Texas law requires drivers to show that they can pay for the accidents they cause. Most drivers do this when purchasing liability insurance for cars. Liability insurance pays for the repair or replacement of the other driver's car or other damaged property, and pays for other people's medical expenses when you're at fault for an accident. Depending on the type of coverage you have, you can also pay for the repair or replacement of your car if it is damaged or stolen.
If you don't own a car, but you borrow it frequently, you can purchase a third-party liability policy that pays for damages and injuries you cause to others while driving a borrowed car. If your child has a car, the company may charge you differently because the rates are based on the car's usual location. The consequences of driving without insurance exceed the monthly insurance premium and may result in the following penalties. It protects you in the event of an accident in which the other party is at fault and has no insurance or whose insurance limits are not sufficient to reimburse you for the damage they caused.
Texas law requires insurance companies to charge fair, reasonable and appropriate rates for the risks they cover. In some states, your vehicle can be towed and you won't be able to claim it until you present proof of insurance. Not having car insurance in many states can make you a high-risk driver when buying car insurance. Car insurance protects you financially by paying the medical and repair bills for the other driver's car if you cause an accident.
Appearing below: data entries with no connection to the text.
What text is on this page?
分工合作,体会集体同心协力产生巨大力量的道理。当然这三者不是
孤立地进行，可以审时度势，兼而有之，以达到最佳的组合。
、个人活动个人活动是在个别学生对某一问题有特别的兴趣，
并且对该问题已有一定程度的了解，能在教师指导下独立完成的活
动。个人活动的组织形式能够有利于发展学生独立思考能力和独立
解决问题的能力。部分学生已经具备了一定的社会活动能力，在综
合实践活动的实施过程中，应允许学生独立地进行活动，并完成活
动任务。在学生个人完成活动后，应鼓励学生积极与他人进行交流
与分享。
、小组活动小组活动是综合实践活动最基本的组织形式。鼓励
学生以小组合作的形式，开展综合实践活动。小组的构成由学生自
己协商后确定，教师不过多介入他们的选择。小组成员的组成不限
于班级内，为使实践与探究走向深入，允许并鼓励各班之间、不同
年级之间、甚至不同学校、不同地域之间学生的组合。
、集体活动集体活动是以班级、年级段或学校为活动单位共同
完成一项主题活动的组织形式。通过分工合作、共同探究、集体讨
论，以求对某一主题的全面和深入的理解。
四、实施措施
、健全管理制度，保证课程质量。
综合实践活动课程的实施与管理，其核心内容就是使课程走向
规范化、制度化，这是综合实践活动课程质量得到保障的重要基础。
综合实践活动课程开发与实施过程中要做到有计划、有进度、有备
Some car insurance qualifying factors, such as your driving history, can significantly affect your insurance costs. Nationwide roadside assistance coverage is available in two different levels, Basic and Plus, so you can choose the one that best fits your budget. If you think the other driver was at fault, but your insurance company won't pay your claim, file a claim with your own insurance company. If you can't drive your car because of a covered loss, this coverage helps pay for a car rental or other transportation expenses so you can get back on the road.
Some states require an SR-22 document to show that you can meet the state's minimum insurance requirements.